Yeah, opt-in is fine enough. I’d quite like a broad acceptance of this sort of standard to take root in these kinds of projects; it’s exhausting to have the same discussion, project-by-project, as they go through the pipeline from “we need to make this better” -> “we need data” -> “people don’t like it” -> “opt-out will appease them” -> “ok, ok, we’ll make it opt-in”.
While explaining the change to opt-in, at one point the author - rsc - says something like “opt-in increases the privacy risk to every installation, since there’s fewer installs to hide amongst, and we need data from each of them more frequently to build a sample”. But of course, that privacy risk is only taken on among the opted-in installations.
Another criticism he levels at opt-in is that it biases the sample towards those kinds of people who opt-in. Of course, opt-out biases the sample towards those kinds of people who don’t opt-out.
Kudos for actually avoiding any kind of identifier though, that’s often a fraught point with proponents moving from “we must be able to know the individual person and link it to all this other data” -> “pseudoanonymisation is fine” -> “ok, an actually anonymous id so we can track one install over time is fine”. Getting to “no id at all” is vanishingly rare IME, and again, it would be nice if this somehow became standard for this kind of project.
More broadly, teams can and should do without this kind of telemetry altogether.

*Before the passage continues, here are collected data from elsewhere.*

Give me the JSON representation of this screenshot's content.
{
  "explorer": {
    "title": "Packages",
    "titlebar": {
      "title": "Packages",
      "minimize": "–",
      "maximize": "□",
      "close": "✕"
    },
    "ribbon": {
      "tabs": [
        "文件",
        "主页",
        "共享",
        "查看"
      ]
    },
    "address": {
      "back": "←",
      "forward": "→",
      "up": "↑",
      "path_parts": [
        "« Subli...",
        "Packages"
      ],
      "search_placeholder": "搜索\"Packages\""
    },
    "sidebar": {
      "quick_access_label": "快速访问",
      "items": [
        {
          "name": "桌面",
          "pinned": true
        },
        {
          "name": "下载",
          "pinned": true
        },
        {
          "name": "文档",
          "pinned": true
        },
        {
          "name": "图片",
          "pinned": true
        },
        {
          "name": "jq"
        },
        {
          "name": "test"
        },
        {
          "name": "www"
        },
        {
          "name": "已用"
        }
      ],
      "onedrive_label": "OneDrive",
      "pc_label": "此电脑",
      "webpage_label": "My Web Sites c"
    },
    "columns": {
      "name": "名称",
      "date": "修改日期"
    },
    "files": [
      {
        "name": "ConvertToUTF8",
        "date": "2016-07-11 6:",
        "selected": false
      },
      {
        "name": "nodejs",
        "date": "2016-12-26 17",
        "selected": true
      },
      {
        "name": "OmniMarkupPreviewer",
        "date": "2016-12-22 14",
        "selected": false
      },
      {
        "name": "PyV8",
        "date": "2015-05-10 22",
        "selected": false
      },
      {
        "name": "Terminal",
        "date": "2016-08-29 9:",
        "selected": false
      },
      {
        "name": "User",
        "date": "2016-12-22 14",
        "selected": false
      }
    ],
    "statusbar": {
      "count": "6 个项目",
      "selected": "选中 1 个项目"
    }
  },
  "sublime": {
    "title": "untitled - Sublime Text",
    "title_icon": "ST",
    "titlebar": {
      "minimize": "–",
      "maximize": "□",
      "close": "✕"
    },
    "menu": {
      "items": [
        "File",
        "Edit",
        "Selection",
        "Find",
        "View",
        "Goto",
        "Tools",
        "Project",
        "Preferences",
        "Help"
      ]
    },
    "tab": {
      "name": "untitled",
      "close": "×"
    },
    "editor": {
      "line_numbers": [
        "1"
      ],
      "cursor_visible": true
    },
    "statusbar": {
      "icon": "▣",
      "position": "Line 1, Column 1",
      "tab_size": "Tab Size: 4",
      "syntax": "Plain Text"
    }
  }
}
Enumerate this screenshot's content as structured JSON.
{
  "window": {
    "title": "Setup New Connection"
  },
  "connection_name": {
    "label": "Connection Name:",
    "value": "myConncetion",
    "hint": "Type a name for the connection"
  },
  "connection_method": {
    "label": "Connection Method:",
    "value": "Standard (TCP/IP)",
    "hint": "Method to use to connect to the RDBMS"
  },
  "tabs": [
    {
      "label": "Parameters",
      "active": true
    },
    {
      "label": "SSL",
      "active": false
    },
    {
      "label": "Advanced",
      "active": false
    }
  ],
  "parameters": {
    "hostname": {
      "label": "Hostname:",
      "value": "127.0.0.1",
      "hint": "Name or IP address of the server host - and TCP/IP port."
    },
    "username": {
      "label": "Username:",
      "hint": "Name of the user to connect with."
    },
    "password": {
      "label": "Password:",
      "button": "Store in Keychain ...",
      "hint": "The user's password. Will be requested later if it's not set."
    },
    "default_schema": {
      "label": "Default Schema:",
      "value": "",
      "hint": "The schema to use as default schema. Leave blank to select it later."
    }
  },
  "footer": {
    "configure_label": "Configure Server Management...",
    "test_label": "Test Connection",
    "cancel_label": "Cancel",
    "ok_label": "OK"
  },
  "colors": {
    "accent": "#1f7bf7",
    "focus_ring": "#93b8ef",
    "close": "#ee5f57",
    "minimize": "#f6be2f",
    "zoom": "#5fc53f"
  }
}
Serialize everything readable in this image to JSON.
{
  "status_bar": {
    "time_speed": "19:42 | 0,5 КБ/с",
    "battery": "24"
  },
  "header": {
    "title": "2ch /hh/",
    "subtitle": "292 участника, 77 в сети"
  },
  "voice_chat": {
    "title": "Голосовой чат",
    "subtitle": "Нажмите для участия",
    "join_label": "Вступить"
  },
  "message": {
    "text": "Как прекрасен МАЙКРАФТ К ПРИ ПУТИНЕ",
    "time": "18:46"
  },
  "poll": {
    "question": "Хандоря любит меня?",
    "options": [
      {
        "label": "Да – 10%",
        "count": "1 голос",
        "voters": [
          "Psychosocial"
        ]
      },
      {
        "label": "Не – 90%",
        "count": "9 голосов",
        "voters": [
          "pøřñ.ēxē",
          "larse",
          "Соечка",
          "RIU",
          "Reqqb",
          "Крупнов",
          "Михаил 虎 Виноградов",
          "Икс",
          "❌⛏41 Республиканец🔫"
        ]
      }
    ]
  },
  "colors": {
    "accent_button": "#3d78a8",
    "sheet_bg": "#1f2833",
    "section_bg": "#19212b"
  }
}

It’s not essential, it’s just cheaper for them to do this kind of naturalistic study than other options. That argument is never going to win, sadly.
(I still won’t be opting in to any of these projects though. I don’t even opt in to popcon)
Yeah, I usually don’t ever opt in either, but the reason I might in this case is
It’s useful for them that some people will, for sure ^^.
He speaks (very optimistically) of getting 10% opt-in rates. I think he’d be lucky to reach 1%, but even that’s more than sufficient for these kinds of studies to yield results.